Entretien avec Véronique Gély et Diego Pellizzari

À l’occasion de la mise en ligne d’un nouveau corpus de textes mythographiques, La Lettre de l’OBVIL s’entretient avec Véronique Gély, directrice du projet Autorités en partage, et Diego Pellizzari, post-doctorant au labex OBVIL. Ils nous exposent les problématiques liées à cette tradition littéraire encore largement inexplorée.

Vous menez un projet consacré à l’étude de la tradition mythographique. De quoi s’agit-il exactement ?

Véronique Gély

Nous employons le mot mythographie pour désigner les collections de récits mythologiques qui ont été établies de manière systématique, dans une tradition qui remonte à l’Antiquité tardive, et surtout à la fin du Moyen Âge, et qui est vraiment caractéristique de l’époque moderne : manuels, collections ordonnées de récits en fonction de thèmes ou de catégories et, bien sûr, collections alphabétiques sous forme de dictionnaires, ce qui est la forme la plus connue aujourd’hui.

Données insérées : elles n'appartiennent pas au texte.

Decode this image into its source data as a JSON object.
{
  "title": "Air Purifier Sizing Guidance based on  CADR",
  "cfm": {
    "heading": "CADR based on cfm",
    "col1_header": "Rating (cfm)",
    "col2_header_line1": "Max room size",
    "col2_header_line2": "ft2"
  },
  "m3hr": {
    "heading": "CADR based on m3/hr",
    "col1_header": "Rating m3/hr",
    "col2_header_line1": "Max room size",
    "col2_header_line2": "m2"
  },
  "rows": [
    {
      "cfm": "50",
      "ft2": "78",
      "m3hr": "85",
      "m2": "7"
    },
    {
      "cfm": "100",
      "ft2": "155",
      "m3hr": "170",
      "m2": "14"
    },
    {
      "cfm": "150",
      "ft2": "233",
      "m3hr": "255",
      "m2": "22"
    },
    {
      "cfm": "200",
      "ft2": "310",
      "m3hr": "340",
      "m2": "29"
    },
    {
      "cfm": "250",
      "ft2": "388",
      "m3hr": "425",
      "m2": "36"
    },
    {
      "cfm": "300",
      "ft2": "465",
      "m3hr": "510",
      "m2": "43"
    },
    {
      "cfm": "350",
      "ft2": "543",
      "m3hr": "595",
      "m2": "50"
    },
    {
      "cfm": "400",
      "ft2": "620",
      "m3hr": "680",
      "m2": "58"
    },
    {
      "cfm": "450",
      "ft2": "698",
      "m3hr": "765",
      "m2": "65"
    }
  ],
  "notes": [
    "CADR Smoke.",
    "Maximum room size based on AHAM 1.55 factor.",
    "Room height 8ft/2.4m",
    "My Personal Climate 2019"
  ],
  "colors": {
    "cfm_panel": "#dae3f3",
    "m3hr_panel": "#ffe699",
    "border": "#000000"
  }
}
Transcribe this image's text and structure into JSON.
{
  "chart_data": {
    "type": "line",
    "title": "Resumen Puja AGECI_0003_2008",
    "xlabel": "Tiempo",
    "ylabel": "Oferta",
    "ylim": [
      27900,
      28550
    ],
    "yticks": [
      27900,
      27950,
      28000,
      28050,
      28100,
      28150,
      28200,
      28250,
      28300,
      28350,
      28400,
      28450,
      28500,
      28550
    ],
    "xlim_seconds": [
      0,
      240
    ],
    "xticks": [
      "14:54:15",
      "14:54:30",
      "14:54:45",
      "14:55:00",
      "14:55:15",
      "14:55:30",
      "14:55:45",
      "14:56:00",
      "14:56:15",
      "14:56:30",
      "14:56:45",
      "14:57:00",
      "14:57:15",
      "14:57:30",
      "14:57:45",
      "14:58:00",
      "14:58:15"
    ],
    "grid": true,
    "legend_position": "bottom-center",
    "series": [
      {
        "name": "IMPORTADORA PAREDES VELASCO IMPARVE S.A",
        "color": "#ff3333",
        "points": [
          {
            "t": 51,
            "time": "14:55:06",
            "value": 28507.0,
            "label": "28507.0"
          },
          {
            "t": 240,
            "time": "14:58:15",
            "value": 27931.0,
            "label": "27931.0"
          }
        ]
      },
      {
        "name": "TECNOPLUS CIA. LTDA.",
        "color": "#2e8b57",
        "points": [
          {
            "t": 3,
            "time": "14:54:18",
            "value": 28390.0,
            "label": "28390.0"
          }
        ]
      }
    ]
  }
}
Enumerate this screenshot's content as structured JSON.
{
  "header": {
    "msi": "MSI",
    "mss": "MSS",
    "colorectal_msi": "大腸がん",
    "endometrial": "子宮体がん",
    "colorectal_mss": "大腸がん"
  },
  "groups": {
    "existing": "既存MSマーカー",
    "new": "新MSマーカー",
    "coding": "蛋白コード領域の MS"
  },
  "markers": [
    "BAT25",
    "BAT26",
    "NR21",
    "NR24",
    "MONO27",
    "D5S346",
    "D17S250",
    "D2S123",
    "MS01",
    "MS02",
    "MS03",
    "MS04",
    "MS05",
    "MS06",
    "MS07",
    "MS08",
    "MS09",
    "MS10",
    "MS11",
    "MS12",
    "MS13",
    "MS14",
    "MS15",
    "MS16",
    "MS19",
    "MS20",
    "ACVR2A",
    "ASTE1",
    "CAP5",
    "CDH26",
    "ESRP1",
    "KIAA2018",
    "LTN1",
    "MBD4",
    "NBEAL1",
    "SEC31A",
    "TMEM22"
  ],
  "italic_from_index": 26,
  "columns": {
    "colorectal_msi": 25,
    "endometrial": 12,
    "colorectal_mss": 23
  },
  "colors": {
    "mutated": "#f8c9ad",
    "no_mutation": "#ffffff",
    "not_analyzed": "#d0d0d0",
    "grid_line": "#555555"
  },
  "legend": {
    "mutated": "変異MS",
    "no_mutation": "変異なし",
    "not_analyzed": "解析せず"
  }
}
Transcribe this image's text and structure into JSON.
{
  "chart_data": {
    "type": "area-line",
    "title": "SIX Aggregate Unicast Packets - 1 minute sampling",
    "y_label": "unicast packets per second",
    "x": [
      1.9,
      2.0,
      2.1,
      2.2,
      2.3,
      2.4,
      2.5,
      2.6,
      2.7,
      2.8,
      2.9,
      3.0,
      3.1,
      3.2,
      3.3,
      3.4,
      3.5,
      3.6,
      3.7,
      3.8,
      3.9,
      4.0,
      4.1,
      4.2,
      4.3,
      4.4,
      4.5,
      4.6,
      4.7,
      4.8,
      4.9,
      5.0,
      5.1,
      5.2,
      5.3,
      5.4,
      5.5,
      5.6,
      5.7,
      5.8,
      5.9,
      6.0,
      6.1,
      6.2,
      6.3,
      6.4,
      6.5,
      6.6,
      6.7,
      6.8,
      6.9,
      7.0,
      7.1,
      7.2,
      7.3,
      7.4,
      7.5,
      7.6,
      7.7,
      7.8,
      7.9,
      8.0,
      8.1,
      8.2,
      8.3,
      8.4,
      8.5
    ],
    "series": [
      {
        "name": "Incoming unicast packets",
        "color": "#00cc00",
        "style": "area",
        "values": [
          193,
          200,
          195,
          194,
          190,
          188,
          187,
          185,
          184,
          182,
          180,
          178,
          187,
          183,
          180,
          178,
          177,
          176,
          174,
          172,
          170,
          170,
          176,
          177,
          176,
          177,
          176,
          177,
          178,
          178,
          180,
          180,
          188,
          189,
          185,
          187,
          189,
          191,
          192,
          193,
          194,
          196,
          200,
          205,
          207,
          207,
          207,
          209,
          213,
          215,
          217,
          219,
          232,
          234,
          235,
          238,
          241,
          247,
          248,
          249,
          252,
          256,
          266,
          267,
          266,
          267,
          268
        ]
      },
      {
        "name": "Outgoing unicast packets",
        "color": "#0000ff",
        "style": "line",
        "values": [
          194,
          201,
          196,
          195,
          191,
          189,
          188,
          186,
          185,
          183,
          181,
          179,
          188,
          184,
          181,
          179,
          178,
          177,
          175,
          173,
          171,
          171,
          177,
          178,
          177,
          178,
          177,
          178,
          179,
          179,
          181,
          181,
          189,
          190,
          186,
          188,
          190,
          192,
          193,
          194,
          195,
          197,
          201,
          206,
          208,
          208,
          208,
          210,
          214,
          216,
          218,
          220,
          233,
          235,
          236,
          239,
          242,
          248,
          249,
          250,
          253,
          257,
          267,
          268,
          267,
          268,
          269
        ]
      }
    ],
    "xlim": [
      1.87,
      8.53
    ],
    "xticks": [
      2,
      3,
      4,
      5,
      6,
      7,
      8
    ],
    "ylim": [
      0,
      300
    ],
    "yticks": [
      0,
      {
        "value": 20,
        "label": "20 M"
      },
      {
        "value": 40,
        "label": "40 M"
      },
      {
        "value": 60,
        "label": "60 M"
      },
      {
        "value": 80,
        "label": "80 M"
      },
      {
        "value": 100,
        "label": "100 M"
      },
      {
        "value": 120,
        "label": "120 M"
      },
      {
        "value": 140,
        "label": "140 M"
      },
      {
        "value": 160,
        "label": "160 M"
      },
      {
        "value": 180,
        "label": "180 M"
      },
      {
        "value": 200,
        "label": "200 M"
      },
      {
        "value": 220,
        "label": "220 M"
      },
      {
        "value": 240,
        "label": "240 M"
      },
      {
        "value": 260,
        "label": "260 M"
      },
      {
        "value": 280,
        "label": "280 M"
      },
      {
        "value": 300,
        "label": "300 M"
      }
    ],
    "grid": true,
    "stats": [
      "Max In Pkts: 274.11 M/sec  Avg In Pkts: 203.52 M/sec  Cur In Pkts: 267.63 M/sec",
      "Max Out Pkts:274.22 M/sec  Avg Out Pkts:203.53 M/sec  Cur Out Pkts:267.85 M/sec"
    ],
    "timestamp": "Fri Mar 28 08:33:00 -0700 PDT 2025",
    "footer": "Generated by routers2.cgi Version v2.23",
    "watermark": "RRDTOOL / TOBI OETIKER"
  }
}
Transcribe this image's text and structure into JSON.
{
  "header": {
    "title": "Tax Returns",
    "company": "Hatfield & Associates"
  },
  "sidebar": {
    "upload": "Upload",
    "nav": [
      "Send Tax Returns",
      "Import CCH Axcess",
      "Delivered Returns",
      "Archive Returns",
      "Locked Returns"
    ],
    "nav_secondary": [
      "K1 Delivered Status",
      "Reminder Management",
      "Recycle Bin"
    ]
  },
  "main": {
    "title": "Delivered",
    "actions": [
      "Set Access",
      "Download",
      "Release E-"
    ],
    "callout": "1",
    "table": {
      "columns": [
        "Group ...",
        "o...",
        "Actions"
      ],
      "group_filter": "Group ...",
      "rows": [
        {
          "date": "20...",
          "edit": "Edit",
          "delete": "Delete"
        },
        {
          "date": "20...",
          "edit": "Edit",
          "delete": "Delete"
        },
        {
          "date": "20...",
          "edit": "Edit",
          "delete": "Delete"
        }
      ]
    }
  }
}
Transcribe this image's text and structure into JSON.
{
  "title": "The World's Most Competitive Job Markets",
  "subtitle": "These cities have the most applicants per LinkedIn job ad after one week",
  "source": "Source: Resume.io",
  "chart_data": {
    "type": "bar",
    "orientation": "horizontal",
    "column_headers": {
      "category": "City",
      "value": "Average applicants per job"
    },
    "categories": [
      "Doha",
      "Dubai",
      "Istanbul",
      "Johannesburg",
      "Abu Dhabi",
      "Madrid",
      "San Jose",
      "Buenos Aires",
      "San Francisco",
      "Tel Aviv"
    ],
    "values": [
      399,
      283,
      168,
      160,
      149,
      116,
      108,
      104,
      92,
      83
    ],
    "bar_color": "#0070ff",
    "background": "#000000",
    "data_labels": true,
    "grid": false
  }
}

Le corpus que vous avez constitué s’étend de la fin du XVIIIe siècle jusqu’au milieu du XXe siècle. Pourquoi avoir choisi cette tranche chronologique ?

Véronique Gély

La plupart des travaux concernant la mythographie portent sur l’époque de la première modernité, la Renaissance, car on considère que c’est l’acmé de la production mythographique. Mais mon hypothèse – hypothèse que nous avons pu largement vérifier – est que la mythologie, au sens où nous l’entendons aujourd’hui, s’est certes constituée à partir de ce fonds antérieur, mais est en réalité un construction du XIXe siècle, qui s’est continuée et enrichie au XXe siècle.

Diego Pellizzari

Oui, tout à fait. Le XIXe siècle et la première moitié du XXe constituent un âge d’or de la mythologie, aussi bien parce que cette dernière devient un champ d’étude autonome que parce qu’elle interagit avec la production scientifique et littéraire contemporaine. Que l’on pense à la façon dont la psychanalyse renouvelle la perception du mythe ou aux expériences poétiques de Thomas S. Eliot, de Reiner M. Rilke ou de Gabriele D’Annunzio. Pour ce qui concerne nos manuels, l’on assiste, dans la période en question, à un phénomène de spécialisation ; les grands manuels de la Renaissance sont des textes aussi bien narratifs que théoriques : ils racontent des histoires, mais ils les analysent aussi. Au contraire, au XIXe siècle, et de plus en plus au XXe siècle, l’on assiste à une sorte de séparation entre ces deux approches. Les théories du mythe passent désormais surtout par la littérature savante, par des traités scientifiques et universitaires. Les manuels, eux, se situent de plus en plus entre la littérature et la vulgarisation. Ce sont surtout des textes qui aident à lire d’autres textes.

Véronique Gély

Pour comprendre ce qui s’est passé dans la période que nous envisageons, il faut établir une distinction nette entre plusieurs ensembles. Le premier, que j’appellerai la mythologie interprétative, correspond aux ouvrages savants, qui se multiplient et prennent de l’ampleur à cette époque parce que c’est justement la période où la mythologie devient un objet légitime pour l’investigation scientifique (alors qu’auparavant elle était un objet légitime pour des investigations d’un autre ordre – théologiques, philosophiques, etc.). Avec la naissance des sciences humaines se développe un nouveau champ. Les ouvrages scientifiques sur ce sujet existaient auparavant, mais ils se dissocient désormais nettement de deux autres ensembles. Le second ensemble est celui que j’appellerai la mythologie singulière : il s’agit de la production d’œuvres nouvelles par tel auteur, tel poète qui écrit son Électre, son Agamemnon, son Iphigénie. Et enfin le troisième, le nôtre, un corpus moyen, médian (au sens où Bourdieu désigne la photographie comme un « art moyen »), qui se situe entre les deux précédents. C’est une écriture « médiocre », qui sert à la fois de médiateur entre les mythologies savantes et les créateurs, et de point de rencontre pour les différents canons scolaires, sociaux et scientifiques : un corpus intermédiaire, dans tous les sens du terme, qui est nettement dissocié de la mythologie savante, et qui regroupe des ouvrages de vulgarisation, d’appui à la culture scolaire ou mondaine.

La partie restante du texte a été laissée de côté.